Mabel was holding a sign with an American flag and my name on it, and she navigated the airport with speed like I’ve never seen before. She knew all the staff at the airport, and led us directly to the window where we acquired our Paraguayan visas. We breezed through customs, all the airport staff said “¡Hola Mabel!” as we went by, and we were met by a Suburban to take us to the hotel. It was really something.
When we checked into our hotel, there was a small lizard in our room. The front desk staff came to take a look and said he was harmless. Lesleigh and I stood on the bed with a garbage can and the local info binder from our room, and ushered the lizard into the bin. Ben got some footage of Lesleigh and me corralling the reptile. It’s nice to be working as a team on and off the stage.

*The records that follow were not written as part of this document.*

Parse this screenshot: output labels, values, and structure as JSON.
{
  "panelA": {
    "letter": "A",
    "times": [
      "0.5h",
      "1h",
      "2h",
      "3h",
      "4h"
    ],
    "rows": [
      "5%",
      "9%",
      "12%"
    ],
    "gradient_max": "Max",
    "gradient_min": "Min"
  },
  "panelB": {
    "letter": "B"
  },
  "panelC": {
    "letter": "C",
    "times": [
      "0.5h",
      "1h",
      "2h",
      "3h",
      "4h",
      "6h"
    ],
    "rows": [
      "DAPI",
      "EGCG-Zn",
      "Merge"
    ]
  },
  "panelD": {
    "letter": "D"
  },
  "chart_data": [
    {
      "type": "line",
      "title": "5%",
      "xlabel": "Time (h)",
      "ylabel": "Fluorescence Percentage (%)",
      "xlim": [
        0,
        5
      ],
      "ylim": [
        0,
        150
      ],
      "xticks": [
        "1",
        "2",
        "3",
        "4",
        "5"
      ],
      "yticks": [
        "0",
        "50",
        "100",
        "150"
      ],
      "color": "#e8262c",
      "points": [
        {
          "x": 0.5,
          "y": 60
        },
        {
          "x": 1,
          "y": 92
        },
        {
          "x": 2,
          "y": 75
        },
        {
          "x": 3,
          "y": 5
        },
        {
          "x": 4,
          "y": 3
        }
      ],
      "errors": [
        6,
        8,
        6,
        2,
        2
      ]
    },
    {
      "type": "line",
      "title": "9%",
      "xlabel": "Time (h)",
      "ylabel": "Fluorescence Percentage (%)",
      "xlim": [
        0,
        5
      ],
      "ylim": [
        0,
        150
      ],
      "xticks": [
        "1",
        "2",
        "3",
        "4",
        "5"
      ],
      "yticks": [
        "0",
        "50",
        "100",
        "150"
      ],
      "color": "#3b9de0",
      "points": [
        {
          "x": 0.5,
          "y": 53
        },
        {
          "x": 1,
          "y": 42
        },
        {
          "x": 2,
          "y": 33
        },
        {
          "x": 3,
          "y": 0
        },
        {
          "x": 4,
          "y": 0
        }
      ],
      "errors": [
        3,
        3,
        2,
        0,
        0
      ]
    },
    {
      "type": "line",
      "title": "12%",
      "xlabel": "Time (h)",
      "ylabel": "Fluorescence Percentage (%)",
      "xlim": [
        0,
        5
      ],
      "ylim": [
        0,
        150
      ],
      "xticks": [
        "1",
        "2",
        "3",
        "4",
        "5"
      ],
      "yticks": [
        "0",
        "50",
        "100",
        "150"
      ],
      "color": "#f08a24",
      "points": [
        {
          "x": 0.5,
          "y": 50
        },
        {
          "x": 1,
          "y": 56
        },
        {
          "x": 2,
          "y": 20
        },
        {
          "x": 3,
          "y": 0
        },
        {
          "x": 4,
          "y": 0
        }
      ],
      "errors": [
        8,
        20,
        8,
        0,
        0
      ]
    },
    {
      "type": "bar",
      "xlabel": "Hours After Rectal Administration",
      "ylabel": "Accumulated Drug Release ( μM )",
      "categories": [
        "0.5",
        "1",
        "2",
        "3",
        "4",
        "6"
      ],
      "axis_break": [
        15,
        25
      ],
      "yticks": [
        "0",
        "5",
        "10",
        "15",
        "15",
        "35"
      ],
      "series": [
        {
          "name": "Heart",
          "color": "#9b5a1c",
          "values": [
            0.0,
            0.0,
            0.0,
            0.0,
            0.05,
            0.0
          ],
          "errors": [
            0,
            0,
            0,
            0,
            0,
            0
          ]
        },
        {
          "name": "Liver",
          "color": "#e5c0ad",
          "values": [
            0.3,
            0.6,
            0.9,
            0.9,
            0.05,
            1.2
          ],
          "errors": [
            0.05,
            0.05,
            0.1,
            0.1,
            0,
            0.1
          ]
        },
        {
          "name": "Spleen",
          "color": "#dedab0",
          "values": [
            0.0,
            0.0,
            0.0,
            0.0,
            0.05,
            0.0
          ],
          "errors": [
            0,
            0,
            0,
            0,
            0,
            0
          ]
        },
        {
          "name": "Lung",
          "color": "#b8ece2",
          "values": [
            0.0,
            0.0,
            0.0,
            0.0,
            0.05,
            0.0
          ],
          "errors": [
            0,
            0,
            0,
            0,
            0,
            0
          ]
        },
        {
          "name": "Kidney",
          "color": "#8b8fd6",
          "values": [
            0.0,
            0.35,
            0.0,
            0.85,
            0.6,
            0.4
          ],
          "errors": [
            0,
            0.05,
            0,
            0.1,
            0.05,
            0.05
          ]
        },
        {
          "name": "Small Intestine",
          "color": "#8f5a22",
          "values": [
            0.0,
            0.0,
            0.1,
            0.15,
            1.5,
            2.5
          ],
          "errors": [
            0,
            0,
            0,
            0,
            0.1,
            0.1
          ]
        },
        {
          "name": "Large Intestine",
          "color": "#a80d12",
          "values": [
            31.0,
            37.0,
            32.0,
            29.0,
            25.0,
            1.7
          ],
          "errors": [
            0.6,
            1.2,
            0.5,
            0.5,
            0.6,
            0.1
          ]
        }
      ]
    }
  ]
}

Post-lizard capturing adventure, our attention turned to a less-exciting necessity of lengthy travel… We were in dire need of laundry facilities (which we’ve been seeking since Belém, but we haven’t had a day off since we started the tour). We prepared our two weeks of dirty clothes and walked through the streets to a local laundromat service.
It’s not self-serve or coin operated, it’s a service here, so we were apologetic to the friendly, forgiving owner of the shop as she counted our socks and underwear with us. We are adjusting to the extreme exchange rate (approx 5,600 Paraguayan guarini to $1 U.S. Dollar), so our 27,000 guarini laundry order cost us $4.82. We are very grateful to the kind-hearted woman for her much-needed service.
I’m writing today on a van ride in the Paraguayan countryside. Our evening event last night was a four hour drive from Asuncion to Villarica. The city was celebrating its 446th anniversary, and our live concert in the Plaza de Los Héroes was part of the festivities.
There were colorful lights and banners of red, white, and blue (the colors of the Paraguayan flag) throughout the park and city. We spoke with people before the show, who spoke only Spanish, and Lesleigh and I felt proud to be able to communicate with them. Our time spent on long car rides drilling Spanish verbs on the Duolingo iPhone app while on tour in the States this spring, is paying off.
We were warmly received in Villarica, and after the concert we were invited to a reception at a local art gallery. Our hosts gave us three beautiful, handcrafted wallets that are made of leather and the local woven threads.
On our way to our concert at a local school today in Coronel Oviedo, we just stopped in a local craftsman community. We were told that under a former dictatorship, people who performed certain jobs or services were made to live in communities together. The community of Yataity makes one-of-a kind clothing. It was an amazing stop. Thank you for reading! More soon.